Maison de la Bonne presse (p. 15-17).

CHAPITRE IV

L’ÉLU


Le lendemain de ce jour, Marthe Ravenel affolée sonnait à la porte du presbytère de l’église Sainte-Geneviève, vers 4 heures du soir.

Son frère se disposait à partir pour le salut de 5 heures, et comptait avant faire quelques méditations.

— Grand Dieu ! qu’as-tu ? s’écria-t-il en voyant sa sœur entrer dans sa chambre avec un visage bouleversé.

Il se leva de la table où il classait ses papiers en vue de son prochain départ au régiment.

— Vois, dit Marthe qui suffoquait.

Elle montrait le portefeuille de son mari tout taché de sang et elle s’affaissait dans un fauteuil.

L’abbé Pierre avait pâli, il leva les yeux sur le grand Christ d’ivoire appendu au mur et vint se mettre à genoux près de sa sœur.

— Qui t’a donc apporté cela, ma sœur chérie ?

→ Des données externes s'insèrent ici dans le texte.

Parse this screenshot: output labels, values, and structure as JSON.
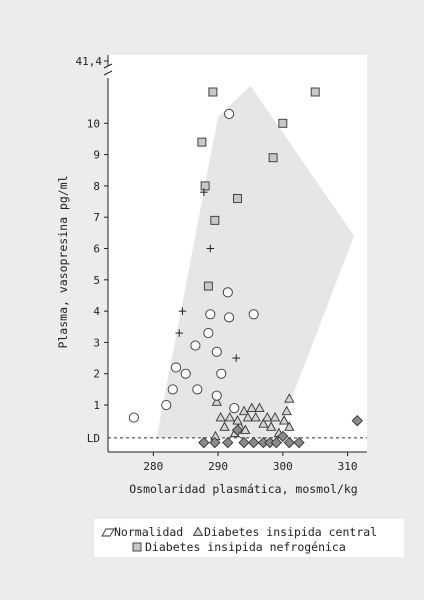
{
  "chart_data": {
    "type": "scatter",
    "xlabel": "Osmolaridad plasmática, mosmol/kg",
    "ylabel": "Plasma, vasopresina pg/ml",
    "xlim": [
      273,
      313
    ],
    "ylim": [
      -0.5,
      11
    ],
    "x_ticks": [
      280,
      290,
      300,
      310
    ],
    "y_ticks": [
      1,
      2,
      3,
      4,
      5,
      6,
      7,
      8,
      9,
      10
    ],
    "y_tick_labels": [
      "1",
      "2",
      "3",
      "4",
      "5",
      "6",
      "7",
      "8",
      "9",
      "10"
    ],
    "y_break_label": "41,4",
    "ld_label": "LD",
    "ld_value": -0.05,
    "legend_placement": "bottom",
    "legend": {
      "normalidad": "Normalidad",
      "central": "Diabetes insipida central",
      "nefrogenica": "Diabetes insipida nefrogénica"
    },
    "normal_region": [
      [
        280.5,
        -0.05
      ],
      [
        290,
        10.2
      ],
      [
        295,
        11.2
      ],
      [
        311,
        6.4
      ],
      [
        299,
        -0.05
      ]
    ],
    "colors": {
      "background": "#ececec",
      "plot_bg": "#ffffff",
      "region": "#e6e6e6",
      "square": "#c8c8c8",
      "diamond": "#8a8a8a"
    },
    "series": [
      {
        "name": "Normalidad",
        "marker": "circle",
        "points": [
          [
            277,
            0.6
          ],
          [
            282,
            1.0
          ],
          [
            283,
            1.5
          ],
          [
            283.5,
            2.2
          ],
          [
            285,
            2.0
          ],
          [
            286.5,
            2.9
          ],
          [
            286.8,
            1.5
          ],
          [
            288.5,
            3.3
          ],
          [
            288.8,
            3.9
          ],
          [
            289.8,
            2.7
          ],
          [
            289.8,
            1.3
          ],
          [
            290.5,
            2.0
          ],
          [
            291.5,
            4.6
          ],
          [
            291.7,
            3.8
          ],
          [
            292.5,
            0.9
          ],
          [
            295.5,
            3.9
          ],
          [
            291.7,
            10.3
          ]
        ]
      },
      {
        "name": "Diabetes insipida central",
        "marker": "triangle",
        "points": [
          [
            289.6,
            0.0
          ],
          [
            289.8,
            1.1
          ],
          [
            290.4,
            0.6
          ],
          [
            291,
            0.3
          ],
          [
            291.8,
            0.6
          ],
          [
            292.6,
            0.1
          ],
          [
            293.4,
            0.3
          ],
          [
            294,
            0.8
          ],
          [
            294.6,
            0.6
          ],
          [
            295.2,
            0.9
          ],
          [
            295.8,
            0.6
          ],
          [
            296.4,
            0.9
          ],
          [
            297,
            0.4
          ],
          [
            297.6,
            0.6
          ],
          [
            298.2,
            0.3
          ],
          [
            298.8,
            0.6
          ],
          [
            299.4,
            0.1
          ],
          [
            300.2,
            0.5
          ],
          [
            300.6,
            0.8
          ],
          [
            301,
            0.3
          ],
          [
            301,
            1.2
          ],
          [
            293,
            0.5
          ],
          [
            294.2,
            0.2
          ]
        ]
      },
      {
        "name": "Diabetes insipida nefrogénica",
        "marker": "square",
        "points": [
          [
            287.5,
            9.4
          ],
          [
            288,
            8.0
          ],
          [
            288.5,
            4.8
          ],
          [
            289.2,
            11.0
          ],
          [
            289.5,
            6.9
          ],
          [
            293,
            7.6
          ],
          [
            298.5,
            8.9
          ],
          [
            300,
            10.0
          ],
          [
            305,
            11.0
          ]
        ]
      },
      {
        "name": "plus",
        "marker": "plus",
        "points": [
          [
            287.8,
            7.8
          ],
          [
            288.8,
            6.0
          ],
          [
            284.5,
            4.0
          ],
          [
            284,
            3.3
          ],
          [
            292.8,
            2.5
          ]
        ]
      },
      {
        "name": "diamond",
        "marker": "diamond",
        "points": [
          [
            287.8,
            -0.2
          ],
          [
            289.5,
            -0.2
          ],
          [
            291.5,
            -0.2
          ],
          [
            293,
            0.2
          ],
          [
            294,
            -0.2
          ],
          [
            295.5,
            -0.2
          ],
          [
            297,
            -0.2
          ],
          [
            298,
            -0.2
          ],
          [
            299,
            -0.2
          ],
          [
            300,
            0.0
          ],
          [
            301,
            -0.2
          ],
          [
            302.5,
            -0.2
          ],
          [
            311.5,
            0.5
          ]
        ]
      }
    ]
  }
}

— M. de Séré, tout à l’heure. Il m’a entortillé l’atroce nouvelle et remis ce pauvre souvenir, pris sur « lui », là-bas dans la plaine, où ils l’ont relevé.

— Mort ?…

— Il respirait encore, il tendait le portefeuille avec insistance, essayant d’expliquer : « Pour ma femme, vite, vite, oh ! si vite ! » Tel est le récit du brancardier. Après, l’ambulance a dû être évacuée en hâte, et la plupart des blessés sont restés au pouvoir de l’ennemi. Tous ont été tués, car les bombes pleuvaient. Alors, quel espoir pourrais-je garder ?

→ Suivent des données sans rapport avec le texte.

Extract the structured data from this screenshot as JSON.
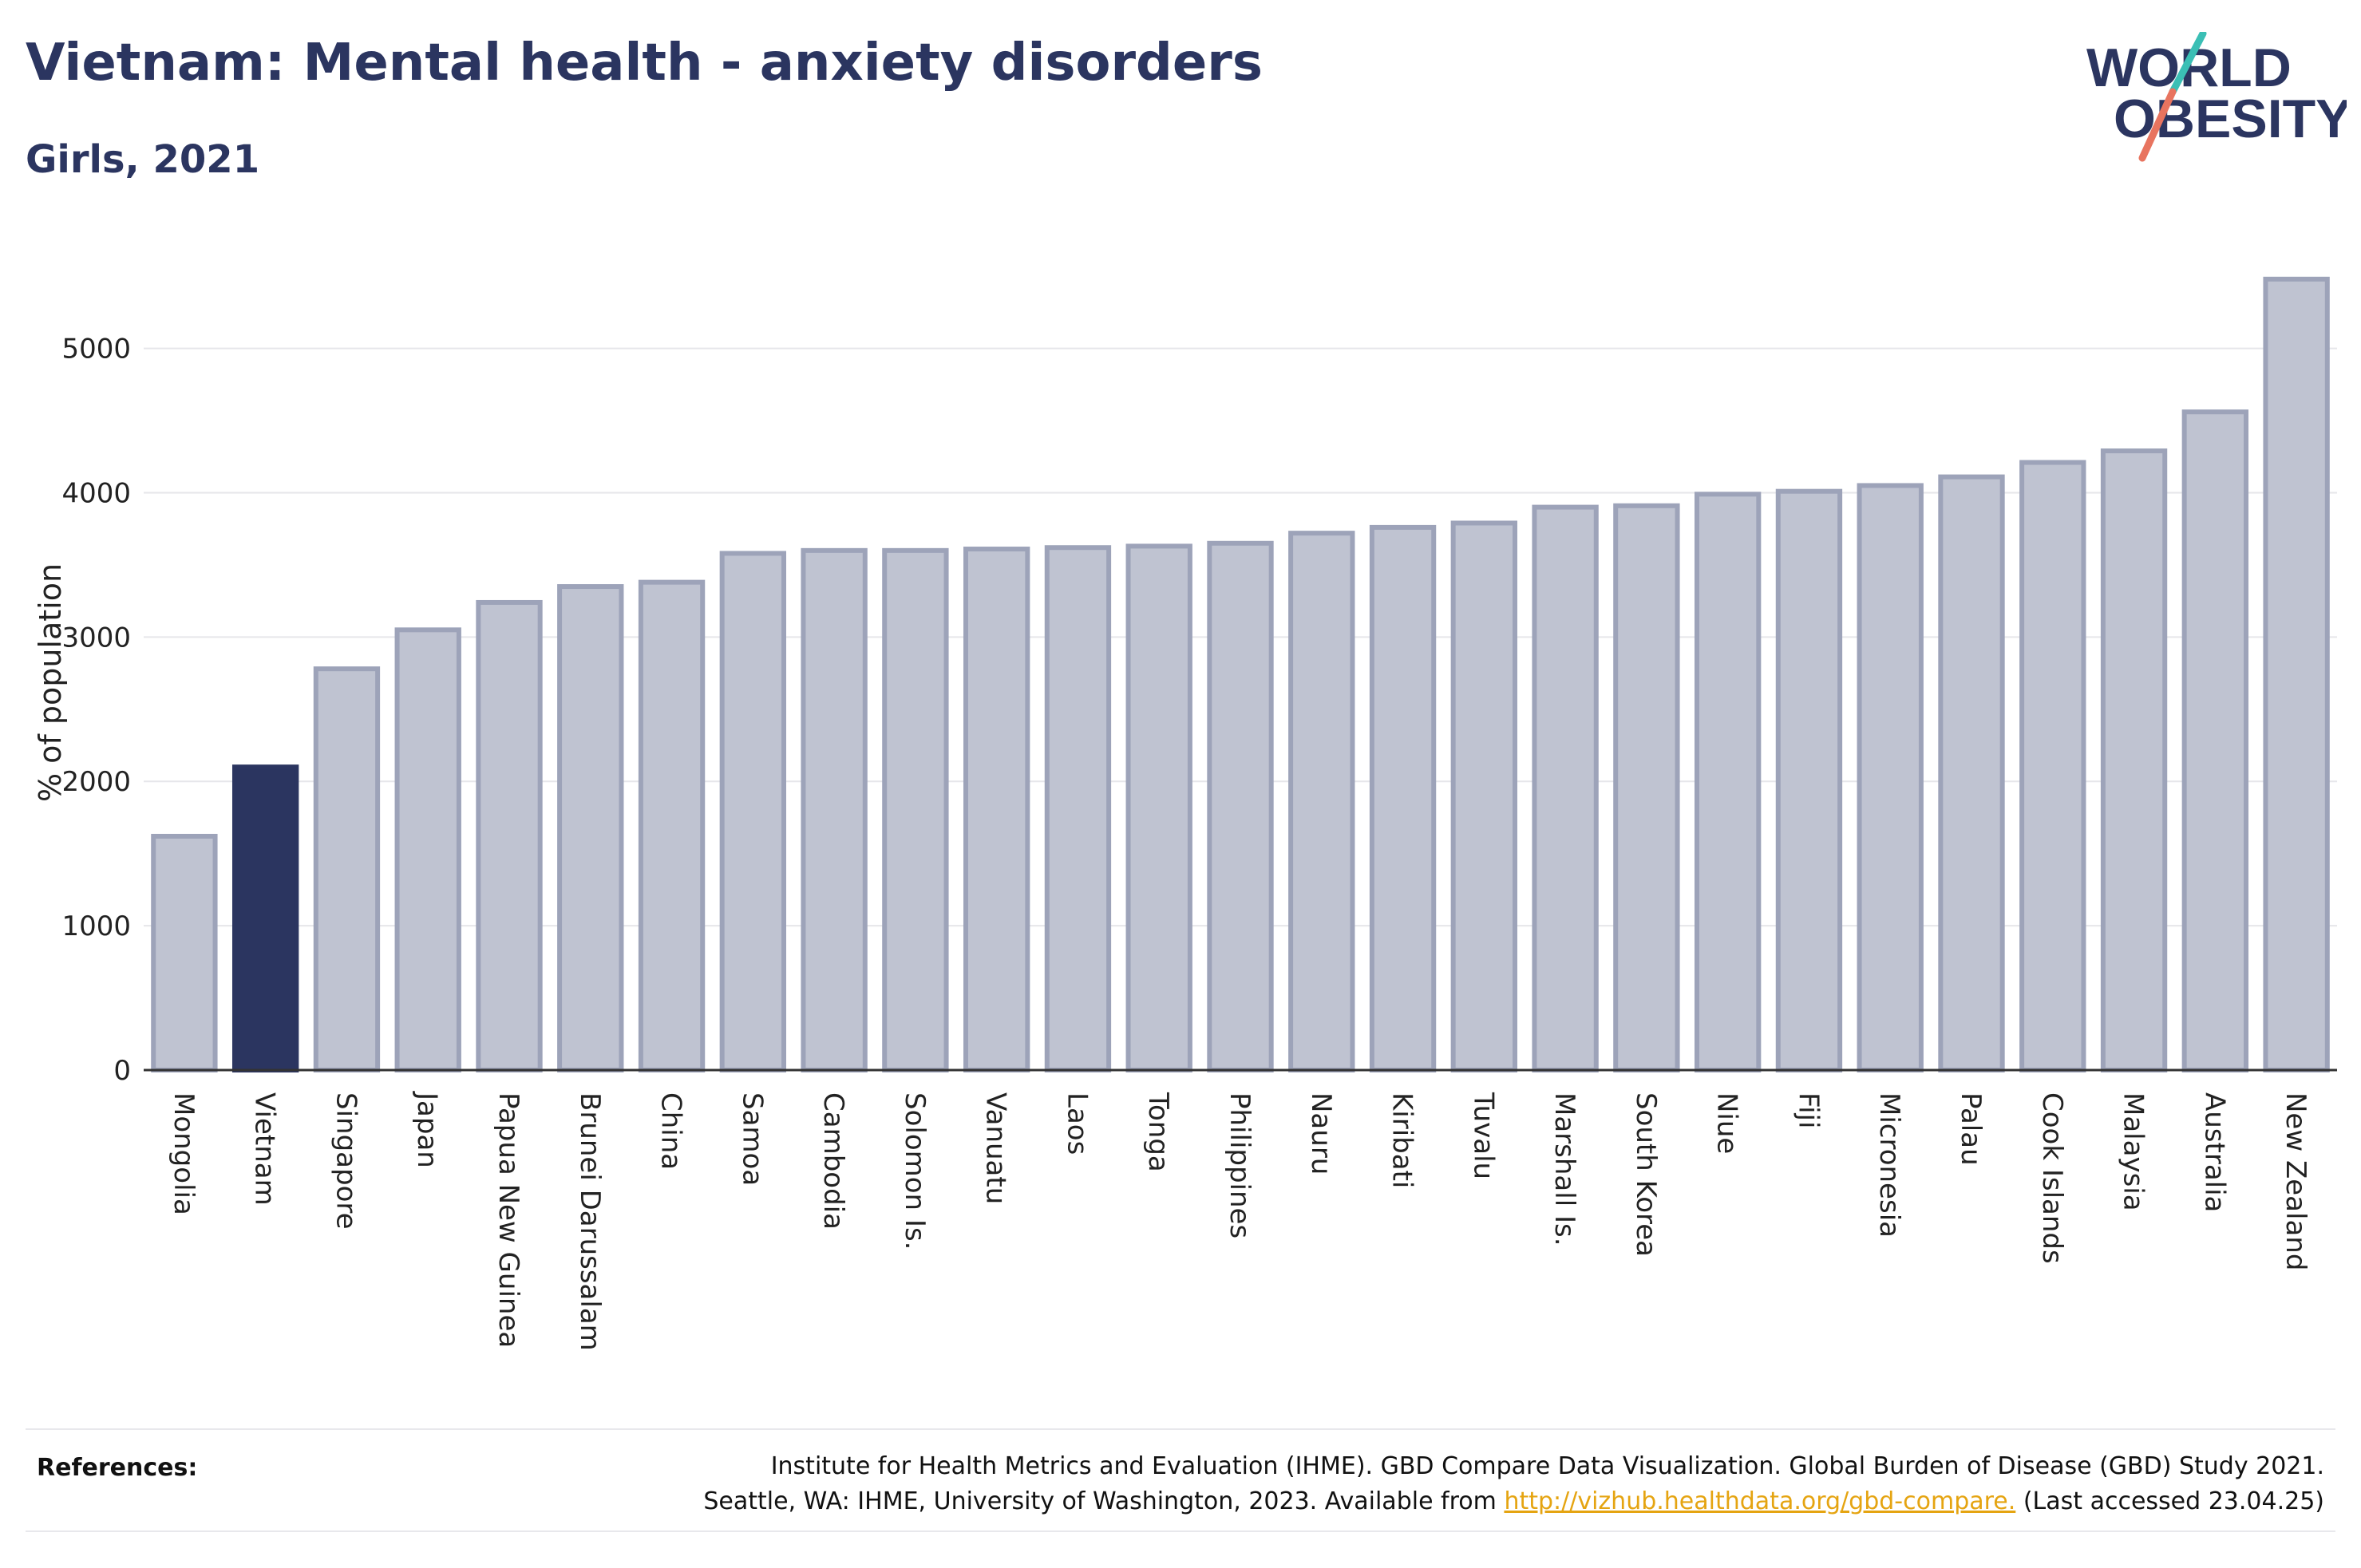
{
  "header": {
    "title": "Vietnam: Mental health - anxiety disorders",
    "subtitle": "Girls, 2021"
  },
  "logo": {
    "line1": "WORLD",
    "line2": "OBESITY",
    "accent_colors": [
      "#3bbfb5",
      "#e8745f"
    ]
  },
  "references": {
    "label": "References:",
    "line1": "Institute for Health Metrics and Evaluation (IHME). GBD Compare Data Visualization. Global Burden of Disease (GBD) Study 2021.",
    "line2_prefix": "Seattle, WA: IHME, University of Washington, 2023. Available from",
    "link": "http://vizhub.healthdata.org/gbd-compare.",
    "line2_suffix": "(Last accessed 23.04.25)"
  },
  "colors": {
    "highlight": "#2b3560",
    "bar_fill": "#bfc3d1",
    "bar_stroke": "#9da3b9",
    "grid": "#e6e6ea",
    "axis": "#333333"
  },
  "chart_data": {
    "type": "bar",
    "ylabel": "% of population",
    "ylim": [
      0,
      5700
    ],
    "yticks": [
      0,
      1000,
      2000,
      3000,
      4000,
      5000
    ],
    "grid": true,
    "highlight": "Vietnam",
    "categories": [
      "Mongolia",
      "Vietnam",
      "Singapore",
      "Japan",
      "Papua New Guinea",
      "Brunei Darussalam",
      "China",
      "Samoa",
      "Cambodia",
      "Solomon Is.",
      "Vanuatu",
      "Laos",
      "Tonga",
      "Philippines",
      "Nauru",
      "Kiribati",
      "Tuvalu",
      "Marshall Is.",
      "South Korea",
      "Niue",
      "Fiji",
      "Micronesia",
      "Palau",
      "Cook Islands",
      "Malaysia",
      "Australia",
      "New Zealand"
    ],
    "values": [
      1620,
      2100,
      2780,
      3050,
      3240,
      3350,
      3380,
      3580,
      3600,
      3600,
      3610,
      3620,
      3630,
      3650,
      3720,
      3760,
      3790,
      3900,
      3910,
      3990,
      4010,
      4050,
      4110,
      4210,
      4290,
      4560,
      5480
    ]
  }
}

— Celui qu’il soit prisonnier.

— Il était criblé, son pauvre visage… rien que du sang.

Marthe haletait. Pierre l’embrassa doucement, lui montrant le divin symbole :

— Prions.

— Attends. J’étais très surprise do sa hâte à envoyer le portefeuille, j’ai compris pourquoi, ouvre-le.

Le prêtre s’empara de la triste loque aux feuilles collées de rouge. Dans la pochette, il y avait une photographie de Marthe, une de René, un unique billet de vingt francs (le brave soldat prenait le moins d’argent possible pour lui, laissant aux siens sa paye presque entière).

Dans l’autre pochette se trouvait une enveloppe cachetée sur laquelle cette singulière suscription, d’une écriture inconnue, était marquée :

À remettre d’urgence et très vite à un prêtre.

Très ému le jeune abbé posa le paquet sur son bureau et revenant à sa sœur qui sanglotait toujours :

— Je veux partir, je veux le chercher, murmurait-elle, j’aurai au moins son pauvre corps martyrisé.

Tristement, Pierre implorait :

— Calme-toi. Partir sans savoir où… et d’ailleurs on ne te laisserait pas passer la ligne de front. René sait-il ?

— Non, pauvre petit, il est au collège, je suis accouru ici tout de suite, je m’effraye de son désespoir, il aime tant son père !

— Son père ! oui, il le croit tel et ne saurait l’aimer davantage. Notre René est un cœur d’or, une âme d’élite, je l’ai si souvent devinée ! Cet enfant a été pour vous une bénédiction, un don providentiel, car vous n’en avez jamais percé le mystère.

— Nous l’avons oublié, l’enfant est à nous.

— Et lui n’a jamais eu une vague réminiscence ?

— Je ne crois pas. Songe donc, il ne devait pas avoir plus de deux ans quand nous l’avons sauvé. La seule chose que j’ai remarquée, c’est qu’il a une horreur instinctive de l’eau. Raoul et moi avons tâché de ne lui donner aucun soupçon pour ne jamais troubler sa confiante quiétude. Nous avons changé de garnison au même moment, j’ai pris une bonne qui ignorait l’aventure et l’a élevé le croyant bien notre fils, tu l’as baptisé par prudence, nommé René et inscrit sur les registres comme notre fils. Lors de sa première Communion, ce papier a suffi. Nous pensions, Raoul et moi, que c’était un enfant volé, que des gitans avaient jeté à l’eau pour s’en débarrasser, étant poursuivis…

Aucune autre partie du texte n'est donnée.